Like his forefathers, Kamaka is spiritually connected to our lands and has spent a lifetime studying the climate, air, soil, winds and water on every island, instilling an intimate knowledge of what makes coffee from each island as unique as the islands themselves.
In pursuit of perfection, Kamaka has spent thousands of hours experimenting with the precise roasting time and temperature to maximize the beans from each island. He’s also applied similar efforts to working with the finest and most exotic beans from Jamaica, Java and the jungles of South America. His focus has been on just one thing: to perfect the methods that make pure Hawaiian coffee the gold standard. nkope is the pinnacle of his achievements.
First, we combine whole Hawaiian coffee beans (peaberry) from at least three different islands to ensure consistent quality under any growing conditions and to introduce a more complex flavor profile than can be achieved with beans from a single region or estate.
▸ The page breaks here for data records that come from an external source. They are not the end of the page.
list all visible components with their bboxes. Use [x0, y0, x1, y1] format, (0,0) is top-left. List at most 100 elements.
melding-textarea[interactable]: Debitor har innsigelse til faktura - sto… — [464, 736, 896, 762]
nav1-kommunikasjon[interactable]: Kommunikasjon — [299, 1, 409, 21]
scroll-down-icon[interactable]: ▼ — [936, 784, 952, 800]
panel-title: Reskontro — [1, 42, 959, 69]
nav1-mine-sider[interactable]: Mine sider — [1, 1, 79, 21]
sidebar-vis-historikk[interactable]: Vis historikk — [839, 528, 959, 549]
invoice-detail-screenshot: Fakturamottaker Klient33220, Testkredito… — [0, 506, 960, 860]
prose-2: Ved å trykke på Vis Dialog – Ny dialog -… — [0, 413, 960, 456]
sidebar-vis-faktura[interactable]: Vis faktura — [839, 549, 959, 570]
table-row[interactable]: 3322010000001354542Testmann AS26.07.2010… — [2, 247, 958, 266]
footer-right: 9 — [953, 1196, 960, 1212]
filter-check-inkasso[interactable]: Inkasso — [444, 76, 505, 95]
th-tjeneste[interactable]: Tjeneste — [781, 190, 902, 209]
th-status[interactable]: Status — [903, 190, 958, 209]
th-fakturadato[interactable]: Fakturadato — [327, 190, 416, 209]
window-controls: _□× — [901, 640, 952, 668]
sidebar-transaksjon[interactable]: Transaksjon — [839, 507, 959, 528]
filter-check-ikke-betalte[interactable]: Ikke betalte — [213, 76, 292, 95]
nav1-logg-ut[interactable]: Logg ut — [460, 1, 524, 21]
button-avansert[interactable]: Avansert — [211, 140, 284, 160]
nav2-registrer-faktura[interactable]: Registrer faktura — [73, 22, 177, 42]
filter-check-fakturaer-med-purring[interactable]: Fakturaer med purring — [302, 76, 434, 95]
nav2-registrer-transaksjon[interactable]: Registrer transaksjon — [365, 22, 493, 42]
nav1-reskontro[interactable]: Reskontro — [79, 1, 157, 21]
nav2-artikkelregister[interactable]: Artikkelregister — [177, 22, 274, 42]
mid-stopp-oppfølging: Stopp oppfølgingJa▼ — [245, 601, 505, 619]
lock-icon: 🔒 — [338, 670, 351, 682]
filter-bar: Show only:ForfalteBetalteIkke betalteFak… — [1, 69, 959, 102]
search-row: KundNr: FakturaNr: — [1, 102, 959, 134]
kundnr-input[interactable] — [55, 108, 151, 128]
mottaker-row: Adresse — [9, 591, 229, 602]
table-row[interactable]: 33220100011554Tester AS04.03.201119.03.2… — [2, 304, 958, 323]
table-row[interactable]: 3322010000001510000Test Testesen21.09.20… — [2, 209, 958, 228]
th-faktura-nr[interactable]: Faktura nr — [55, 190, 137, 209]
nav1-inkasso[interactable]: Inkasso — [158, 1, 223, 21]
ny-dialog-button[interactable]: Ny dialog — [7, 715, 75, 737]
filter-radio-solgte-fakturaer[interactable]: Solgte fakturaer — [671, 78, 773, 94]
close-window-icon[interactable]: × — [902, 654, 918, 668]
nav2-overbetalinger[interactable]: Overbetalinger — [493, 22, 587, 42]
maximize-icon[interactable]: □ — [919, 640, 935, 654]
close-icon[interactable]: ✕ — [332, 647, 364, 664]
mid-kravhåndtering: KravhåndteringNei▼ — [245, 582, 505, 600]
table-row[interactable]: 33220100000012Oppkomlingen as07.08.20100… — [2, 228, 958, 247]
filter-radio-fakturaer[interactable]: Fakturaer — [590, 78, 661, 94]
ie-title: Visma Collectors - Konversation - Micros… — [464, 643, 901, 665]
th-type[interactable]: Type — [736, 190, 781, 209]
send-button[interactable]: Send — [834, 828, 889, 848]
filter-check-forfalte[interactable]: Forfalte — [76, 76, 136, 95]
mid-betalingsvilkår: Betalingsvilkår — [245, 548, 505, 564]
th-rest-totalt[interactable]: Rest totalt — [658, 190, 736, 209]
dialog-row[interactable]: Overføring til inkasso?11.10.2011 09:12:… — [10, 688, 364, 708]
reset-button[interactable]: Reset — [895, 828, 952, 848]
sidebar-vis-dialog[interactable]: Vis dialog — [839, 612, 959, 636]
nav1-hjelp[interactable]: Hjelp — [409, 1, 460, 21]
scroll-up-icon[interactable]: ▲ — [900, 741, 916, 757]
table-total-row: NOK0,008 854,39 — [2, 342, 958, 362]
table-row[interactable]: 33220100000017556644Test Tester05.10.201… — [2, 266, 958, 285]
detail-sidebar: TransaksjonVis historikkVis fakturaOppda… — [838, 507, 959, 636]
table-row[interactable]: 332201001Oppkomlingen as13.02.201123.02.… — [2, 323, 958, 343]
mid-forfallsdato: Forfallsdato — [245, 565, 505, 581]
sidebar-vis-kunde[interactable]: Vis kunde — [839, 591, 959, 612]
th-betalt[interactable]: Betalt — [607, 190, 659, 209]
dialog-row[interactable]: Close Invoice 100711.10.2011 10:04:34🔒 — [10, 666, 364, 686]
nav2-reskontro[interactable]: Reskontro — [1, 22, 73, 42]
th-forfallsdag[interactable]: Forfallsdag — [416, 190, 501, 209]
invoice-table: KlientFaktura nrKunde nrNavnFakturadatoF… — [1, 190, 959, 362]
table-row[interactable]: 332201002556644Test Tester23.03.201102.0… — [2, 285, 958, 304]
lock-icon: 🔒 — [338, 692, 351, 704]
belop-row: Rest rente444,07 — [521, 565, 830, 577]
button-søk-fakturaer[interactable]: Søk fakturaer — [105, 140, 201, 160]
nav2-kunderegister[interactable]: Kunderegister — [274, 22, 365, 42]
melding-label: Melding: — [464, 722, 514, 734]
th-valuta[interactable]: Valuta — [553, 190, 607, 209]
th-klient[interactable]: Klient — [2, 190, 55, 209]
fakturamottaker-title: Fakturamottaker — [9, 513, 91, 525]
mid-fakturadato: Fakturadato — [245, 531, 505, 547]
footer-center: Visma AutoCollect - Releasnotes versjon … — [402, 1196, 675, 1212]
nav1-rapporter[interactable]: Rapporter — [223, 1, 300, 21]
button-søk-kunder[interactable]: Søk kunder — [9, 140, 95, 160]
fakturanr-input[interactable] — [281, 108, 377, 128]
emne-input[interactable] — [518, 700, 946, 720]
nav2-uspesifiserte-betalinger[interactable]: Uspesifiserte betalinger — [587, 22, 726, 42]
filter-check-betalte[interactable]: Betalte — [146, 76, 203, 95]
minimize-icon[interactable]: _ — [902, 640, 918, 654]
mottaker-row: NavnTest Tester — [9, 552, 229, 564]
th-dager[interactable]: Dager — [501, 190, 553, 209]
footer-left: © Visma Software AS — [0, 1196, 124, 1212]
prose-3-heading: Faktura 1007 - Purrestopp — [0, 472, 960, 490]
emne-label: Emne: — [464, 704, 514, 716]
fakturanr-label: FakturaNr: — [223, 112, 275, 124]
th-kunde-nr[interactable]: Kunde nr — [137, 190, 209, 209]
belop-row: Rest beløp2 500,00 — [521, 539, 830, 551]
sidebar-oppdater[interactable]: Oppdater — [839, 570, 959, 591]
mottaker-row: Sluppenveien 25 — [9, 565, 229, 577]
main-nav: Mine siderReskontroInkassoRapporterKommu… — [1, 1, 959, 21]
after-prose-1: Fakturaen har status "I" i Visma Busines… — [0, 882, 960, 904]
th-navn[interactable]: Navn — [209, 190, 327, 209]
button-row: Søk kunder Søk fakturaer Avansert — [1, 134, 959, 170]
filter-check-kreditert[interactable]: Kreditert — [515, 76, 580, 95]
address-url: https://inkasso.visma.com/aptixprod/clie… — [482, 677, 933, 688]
We then apply a two-phased protocol in which beans are roasted at two different temperatures to maximize flavor and retain the subtle nuances found in every cup of nkope.
The result is as complex as fine wine and should be savored similarly:
The aroma of nkope whole bean, pure Hawaiian coffee is deep and earthy, evocative of our Hawaiian soil. When ground and brewed, the “nose” takes on the rich tones of the verdant, misty slopes where Hawaiian coffee grows.
In the mouth, nkope brings robust coffee flavor, with light acid and notes of chocolate, cinnamon, clove, currant and berries.
At the end, nkope’s smooth finish leaves no foul aftertaste common with many premium coffees.
nkope is so comforting, satisfying and enriching you could stop at just one cup a day. But we suspect you won’t.